Während für den Abschnitt Hanau – Aschaffenburg dafür kein Neubau oder eine (teilweise) Verlegung der Strecke, sondern nur vielfältige Einzelverbesserungen und -umbauten vorgesehen sind, wurden für den mitten im Spessart gelegenen Abschnitt Heigenbrücken – Nantenbach neben einer im Vorfeld verworfenen Streckenplanung im Wesentlichen zwei alternative Trassenvarianten angedacht und skizziert – Kosten beim damaligen Preisstand von 2015 bis zu 1,5 Milliarden (!) Euro. Eine Variante weist zwei Neubaustrecken unter Einbeziehung eines Teilstücks der alten Trasse im Bereich Partenstein auf, die andere sieht eine rund fünfzehn Kilometer lange und deutlich südlicher gelegene komplette Neubaustrecke zwischen Wiesthal und Nantenbach vor. Der berechnete Fahrzeitgewinn zwischen Heigenbrücken und Nantenbach beträgt bei diesen beiden Varianten zwischen drei und knapp sechs Minuten, neue Talbrücken und Tunnel sind unausweichlich. Für den gesamten Abschnitt zwischen Hanau und Nantenbach hat die Machbarkeitsstudie einen maximalen Fahrzeitgewinn von 6,4 Minuten ausgewiesen.

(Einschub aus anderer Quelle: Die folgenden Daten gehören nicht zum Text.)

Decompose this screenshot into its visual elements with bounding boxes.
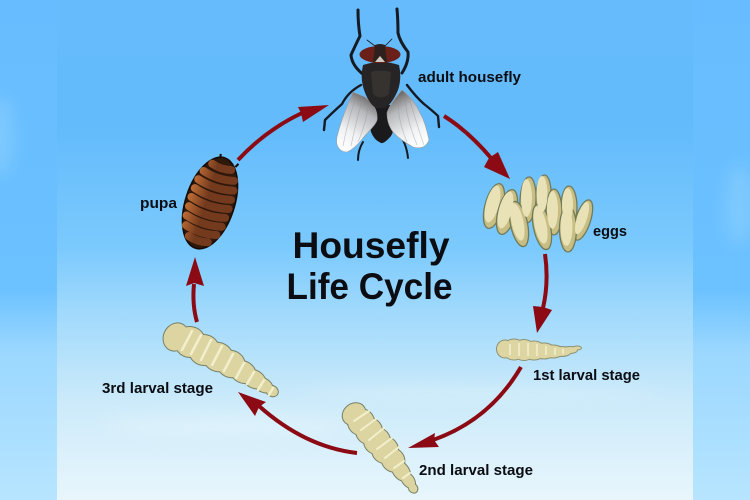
fly wings [337, 92, 377, 152]
label: pupa: pupa [140, 195, 178, 212]
label: eggs: eggs [593, 223, 627, 240]
fly wing veins [343, 96, 424, 146]
icon: 3rd larval stage [157, 318, 281, 400]
arrow: adult to eggs [444, 116, 510, 179]
arrow: 3rd larval stage to pupa [186, 257, 204, 322]
title [286, 225, 452, 307]
arrow: 1st to 2nd larval stage [408, 367, 521, 448]
label: adult housefly: adult housefly [418, 69, 522, 86]
icon: pupa [172, 148, 249, 256]
icon: 2nd larval stage [337, 397, 421, 496]
title: Life Cycle [286, 266, 452, 307]
icon: eggs [479, 175, 597, 252]
fly thorax [362, 62, 400, 108]
icon: adult housefly [324, 9, 439, 160]
egg highlights [481, 176, 592, 246]
fly head [360, 46, 400, 63]
arrow: 2nd to 3rd larval stage [238, 392, 357, 453]
arrow: pupa to adult [238, 105, 329, 160]
icon: 1st larval stage [496, 338, 582, 361]
label: 2nd larval stage: 2nd larval stage [419, 462, 533, 479]
title: Housefly [292, 225, 450, 266]
arrow: eggs to 1st larval stage [533, 254, 552, 333]
fly abdomen [370, 105, 395, 143]
label: 1st larval stage: 1st larval stage [533, 367, 640, 384]
fly legs [324, 9, 439, 160]
label: 3rd larval stage: 3rd larval stage [102, 380, 213, 397]
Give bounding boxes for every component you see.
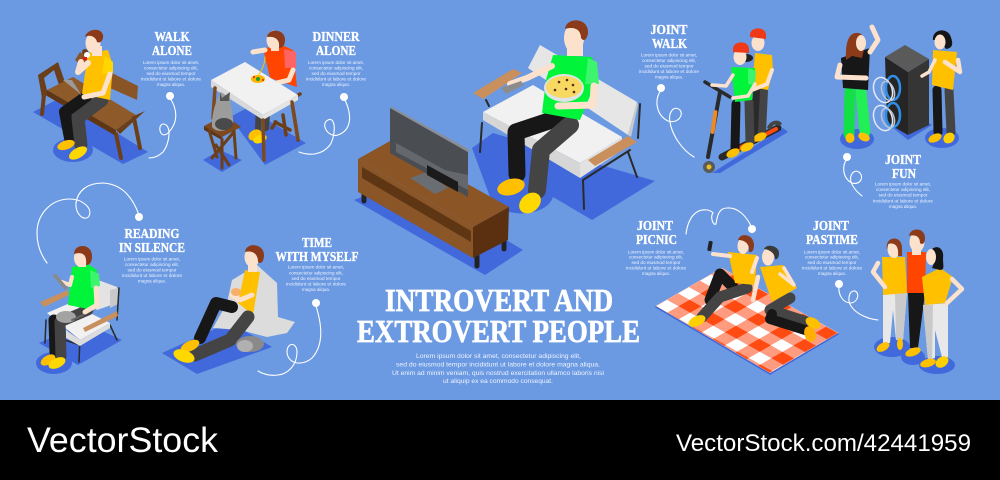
label: walk alone: Lorem ipsum dolor sit amet, <box>143 60 199 65</box>
label: joint picnic <box>626 218 687 276</box>
footer bar <box>0 400 1000 480</box>
label: walk alone: incididunt ut labore et dolore <box>141 76 202 82</box>
label: joint fun: FUN <box>892 166 916 181</box>
label: reading in silence: READING <box>124 226 180 241</box>
label: joint picnic: JOINT <box>637 218 673 233</box>
footer brand: VectorStock <box>27 421 219 460</box>
label: time with myself: magna aliqua. <box>302 287 330 292</box>
label: walk alone: WALK <box>154 29 190 44</box>
label: joint fun: Lorem ipsum dolor sit amet, <box>875 182 931 186</box>
label: joint fun: sed do eiusmod tempor <box>878 192 928 198</box>
connector: joint walk curl <box>657 84 694 157</box>
scene: joint pastime, three friends <box>873 229 962 374</box>
connector: dinner alone curl <box>299 93 350 154</box>
sofa and person shadow <box>472 133 655 220</box>
label: walk alone: ALONE <box>152 43 192 58</box>
label: dinner alone: DINNER <box>312 29 360 44</box>
label: joint walk: WALK <box>652 36 687 51</box>
scene: walk alone, man on bench <box>33 30 148 164</box>
label: joint picnic: PICNIC <box>636 232 677 247</box>
label: joint walk: JOINT <box>650 22 688 37</box>
title body text: Ut enim ad minim veniam, quis nostrud exercitation ullamco laboris nisi <box>392 370 605 377</box>
label: dinner alone: magna aliqua. <box>322 82 350 87</box>
connector: time with myself curl <box>258 299 321 375</box>
label: joint pastime: JOINT <box>813 218 849 233</box>
scene: reading in silence, woman in armchair <box>36 246 122 374</box>
label: dinner alone: consectetur adipiscing elit, <box>309 66 363 70</box>
scene: joint fun, two women and speaker <box>837 27 960 149</box>
label: time with myself <box>276 235 358 292</box>
scene: center, man on sofa watching tv <box>354 20 655 275</box>
label: joint picnic: consectetur adipiscing elit, <box>629 254 683 260</box>
tv cabinet <box>354 141 523 275</box>
title body text <box>392 353 605 385</box>
label: joint fun: consectetur adipiscing elit, <box>876 187 930 192</box>
label: reading in silence <box>119 226 185 284</box>
label: joint walk: magna aliqua. <box>655 74 683 80</box>
connector: joint pastime curl <box>835 280 878 320</box>
label: time with myself: TIME <box>302 235 332 250</box>
tv <box>390 107 470 197</box>
label: joint walk: sed do eiusmod tempor <box>644 64 694 68</box>
sofa <box>473 45 640 209</box>
label: joint walk: consectetur adipiscing elit, <box>642 58 696 63</box>
label: time with myself: incididunt ut labore et dolore <box>286 282 347 286</box>
label: joint pastime: consectetur adipiscing elit, <box>805 254 859 260</box>
label: reading in silence: IN SILENCE <box>119 240 185 255</box>
label: dinner alone: Lorem ipsum dolor sit amet, <box>308 60 364 65</box>
label: walk alone: consectetur adipiscing elit, <box>144 66 198 70</box>
label: reading in silence: incididunt ut labore et dolore <box>122 273 183 278</box>
label: joint fun <box>873 152 934 209</box>
label: dinner alone <box>306 29 367 87</box>
label: dinner alone: ALONE <box>316 43 356 58</box>
title body text: sed do eiusmod tempor incididunt ut labore et dolore magna aliqua. <box>396 362 600 368</box>
label: time with myself: sed do eiusmod tempor <box>292 276 341 281</box>
label: dinner alone: incididunt ut labore et dolore <box>306 76 367 82</box>
label: time with myself: consectetur adipiscing elit, <box>289 270 343 276</box>
label: joint pastime: Lorem ipsum dolor sit amet, <box>804 250 860 254</box>
connector: joint picnic curl <box>686 208 756 234</box>
footer image id: VectorStock.com/42441959 <box>676 430 971 457</box>
label: reading in silence: consectetur adipiscing elit, <box>125 262 179 267</box>
label: joint picnic: magna aliqua. <box>642 271 670 276</box>
label: joint walk: Lorem ipsum dolor sit amet, <box>641 52 697 58</box>
scene: joint walk, couple on scooter <box>703 28 788 173</box>
label: time with myself: Lorem ipsum dolor sit amet, <box>288 264 344 270</box>
label: walk alone: sed do eiusmod tempor <box>146 71 196 76</box>
title body text: ut aliquip ex ea commodo consequat. <box>443 378 553 385</box>
title: EXTROVERT PEOPLE <box>357 313 640 349</box>
label: joint pastime: incididunt ut labore et dolore <box>802 266 863 270</box>
label: dinner alone: sed do eiusmod tempor <box>312 71 361 76</box>
label: reading in silence: sed do eiusmod tempor <box>128 268 177 272</box>
title body text: Lorem ipsum dolor sit amet, consectetur adipiscing elit, <box>416 353 581 360</box>
label: joint walk <box>639 22 700 80</box>
label: walk alone: magna aliqua. <box>157 82 185 87</box>
label: joint pastime: sed do eiusmod tempor <box>808 260 857 265</box>
person on sofa <box>495 20 599 218</box>
scene: dinner alone, woman at table with cat <box>203 30 306 172</box>
label: joint walk: incididunt ut labore et dolore <box>639 69 700 74</box>
scene: time with myself, man with blanket <box>162 245 295 374</box>
title <box>357 282 640 349</box>
label: joint pastime <box>802 218 863 276</box>
label: joint picnic: Lorem ipsum dolor sit amet, <box>628 250 684 254</box>
connector: reading curl <box>37 183 143 263</box>
label: walk alone <box>141 29 202 87</box>
connector: walk alone curl <box>149 92 176 158</box>
scene: joint picnic on checked blanket <box>656 235 838 374</box>
label: joint picnic: incididunt ut labore et dolore <box>626 266 687 270</box>
label: joint picnic: sed do eiusmod tempor <box>632 260 681 265</box>
label: joint fun: JOINT <box>885 152 921 167</box>
connector: joint fun curl <box>843 153 862 196</box>
label: reading in silence: Lorem ipsum dolor sit amet, <box>124 256 180 262</box>
title: INTROVERT AND <box>385 282 613 318</box>
label: joint pastime: magna aliqua. <box>818 271 846 276</box>
label: joint fun: incididunt ut labore et dolore <box>873 198 934 204</box>
label: joint pastime: PASTIME <box>806 232 858 247</box>
label: joint fun: magna aliqua. <box>889 204 917 209</box>
label: time with myself: WITH MYSELF <box>276 249 358 264</box>
label: reading in silence: magna aliqua. <box>138 278 166 284</box>
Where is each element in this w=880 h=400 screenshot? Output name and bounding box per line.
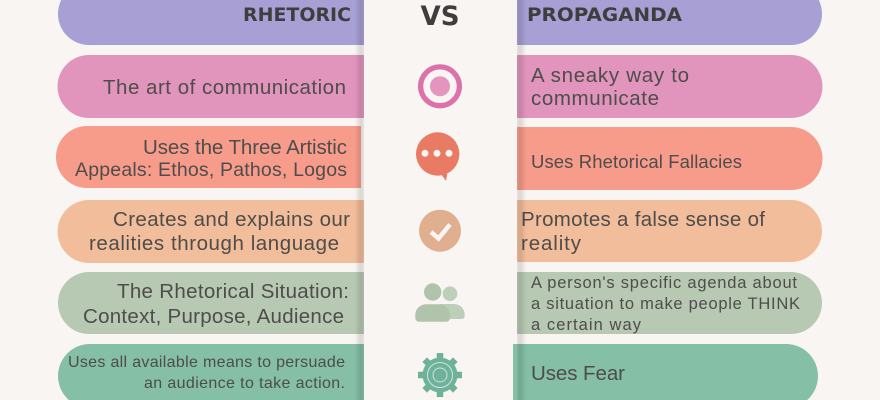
row 4 right: A person's specific agenda about	[531, 274, 797, 292]
row 5 left: an audience to take action.	[144, 375, 345, 392]
row 4 right: a situation to make people THINK	[531, 295, 800, 313]
row 1 left: The art of communication	[103, 76, 346, 99]
row 2 left: Uses the Three Artistic	[143, 136, 347, 159]
row 3 left: Creates and explains our	[113, 208, 350, 231]
icon: people	[415, 283, 465, 322]
row 4 left: The Rhetorical Situation:	[117, 280, 349, 303]
icon: gear	[418, 353, 462, 397]
row 5 left	[58, 344, 364, 400]
row 4 right	[517, 272, 822, 334]
row 1 left	[58, 55, 364, 118]
header bar: rhetoric	[58, 0, 364, 45]
row 2 right: Uses Rhetorical Fallacies	[531, 151, 742, 172]
panel: propaganda column	[513, 0, 823, 400]
icon: speech bubble	[416, 132, 459, 181]
row 3 right	[517, 200, 822, 262]
row 3 right: Promotes a false sense of	[521, 208, 765, 231]
row 3 left	[58, 200, 364, 263]
heading: VS: VS	[420, 1, 460, 32]
row 5 right: Uses Fear	[531, 362, 625, 385]
row 3 left: realities through language	[89, 232, 339, 255]
row 4 left	[58, 272, 364, 334]
header bar: propaganda: PROPAGANDA	[527, 5, 683, 26]
icon: check mark	[419, 210, 461, 252]
row 4 right: a certain way	[531, 316, 642, 334]
row 3 right: reality	[521, 232, 582, 255]
row 1 right	[517, 55, 823, 118]
row 4 left: Context, Purpose, Audience	[83, 305, 344, 328]
row 2 right	[517, 127, 823, 190]
row 2 left	[56, 126, 361, 188]
row 5 right	[513, 344, 818, 400]
row 1 right: communicate	[531, 87, 659, 110]
header bar: rhetoric: RHETORIC	[243, 5, 351, 26]
row 5 left: Uses all available means to persuade	[68, 354, 345, 371]
row 2 left: Appeals: Ethos, Pathos, Logos	[75, 159, 347, 181]
panel: centre column	[364, 0, 517, 400]
header bar: propaganda	[517, 0, 822, 45]
panel: rhetoric column	[56, 0, 364, 400]
icon: target	[421, 67, 459, 106]
row 1 right: A sneaky way to	[531, 64, 689, 87]
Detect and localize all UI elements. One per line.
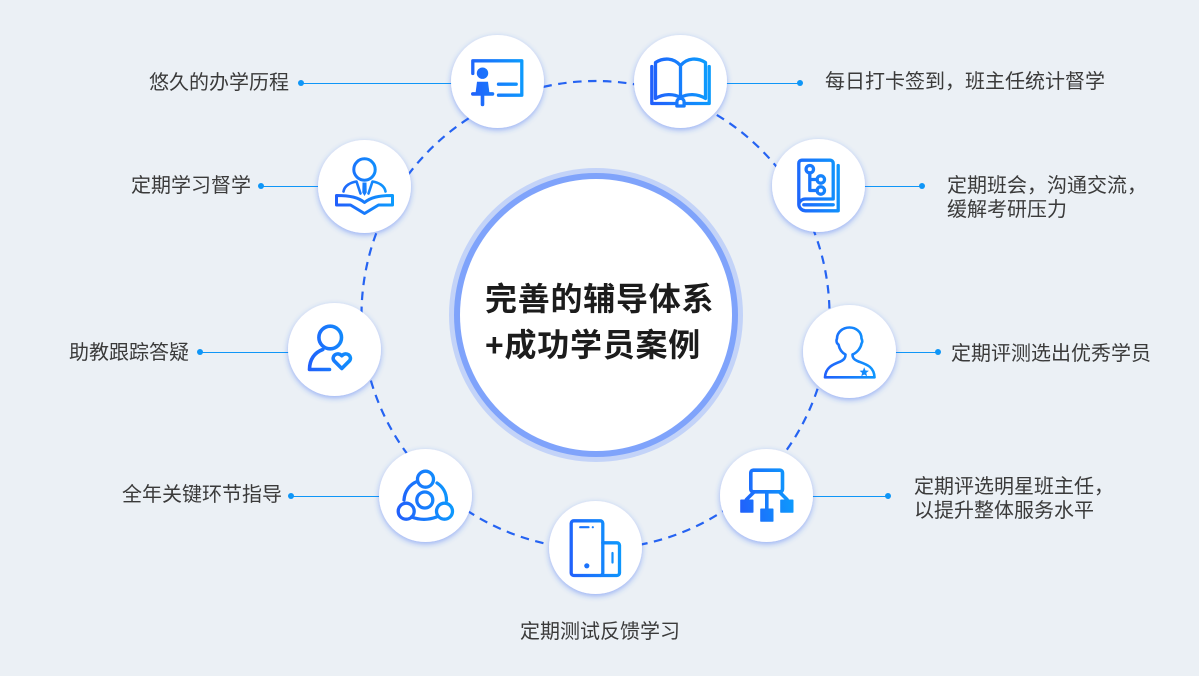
- central circle: [449, 168, 743, 462]
- label: 定期班会: 缓解考研压力: [947, 198, 1067, 221]
- label: 定期班会: [947, 174, 1147, 221]
- label: 定期班会: 定期班会，沟通交流，: [947, 174, 1147, 197]
- node: three people circle icon: [379, 449, 472, 542]
- central title: [485, 281, 714, 363]
- label: 定期学习督学: 定期学习督学: [131, 174, 251, 197]
- node: mentor with book icon: [318, 140, 411, 233]
- connector: 定期班会: [864, 183, 925, 189]
- label: 定期评选明星班主任: [914, 475, 1114, 522]
- central title: 完善的辅导体系: [485, 281, 714, 317]
- node: person with heart icon: [288, 303, 381, 396]
- label: 定期评选明星班主任: 定期评选明星班主任，: [914, 475, 1114, 498]
- label: 全年关键环节指导: 全年关键环节指导: [122, 483, 282, 506]
- label: 定期评测选出优秀学员: 定期评测选出优秀学员: [951, 342, 1151, 365]
- node: teacher at board icon: [451, 35, 544, 128]
- connector: 助教跟踪答疑: [197, 349, 289, 355]
- dashed orbit ring: [362, 81, 830, 549]
- label: 定期测试反馈学习: 定期测试反馈学习: [520, 620, 680, 643]
- node: open book icon: [634, 35, 727, 128]
- central title: +成功学员案例: [485, 327, 701, 363]
- connector: 定期评测: [895, 349, 941, 355]
- label: 助教跟踪答疑: 助教跟踪答疑: [69, 341, 189, 364]
- connector: 每日打卡: [726, 80, 803, 86]
- connector: 定期学习督学: [258, 183, 319, 189]
- node: hierarchy chart icon: [720, 449, 813, 542]
- node: book with tree icon: [772, 139, 865, 232]
- connector: 定期评选: [812, 493, 891, 499]
- label: 定期评选明星班主任: 以提升整体服务水平: [914, 499, 1094, 522]
- node: phone and tablet icon: [549, 501, 642, 594]
- connector: 全年关键环节指导: [288, 493, 380, 499]
- connector: 悠久的办学历程: [298, 80, 452, 86]
- label: 悠久的办学历程: 悠久的办学历程: [149, 71, 289, 94]
- node: person with star icon: [803, 305, 896, 398]
- label: 每日打卡签到: 每日打卡签到，班主任统计督学: [825, 70, 1105, 93]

Reduzierte Planung von Streckenvarianten Spessart (Bestandslinie orange) - Zum Vergrößern Karte anklicken -  Quelle: DB Netz AG


Erweiterte Planung von Streckenvarianten Spessart (Bestandslinie orange) - Zum Vergrößern Karte anklicken -   Quelle: DB Netz AG


Das Papier lässt offen, ob der komplette Neubaustrecken-Abschnitt zwischen Wiesthal und Nantenbach die bisherige Strecke dieser Relation obsolet machen soll – in diesem Fall hätten die Orte Partenstein und Lohr keine Schienenanbindung mehr! Doch dies ist mit Sicherheit oder zumindest nach gesundem Menschenverstand nicht zu befürchten, vielmehr wird diese Streckenvariante nur dem Durchgangsverkehr, also Fernreise- und Güterzügen vorbehalten sein. Denn in Zeiten einer beschworenen Verkehrswende müssen die Regionalexpress-Halte in Partenstein und Lohr freilich mindestens erhalten, wenn nicht gar erhöht werden. Die weiteren Planungen werden also offensichtlich darauf hinauslaufen, welche Variante nach entsprechenden Untersuchungen und Berechnungen favorisiert werden soll – die nördliche unter Einbeziehung eines Teilstücks der vorhandenen Strecke oder die südliche unter Beibehaltung der bisherigen Strecke für den Nahverkehr. Oder doch noch weitere Varianten der vorhanden Varianten …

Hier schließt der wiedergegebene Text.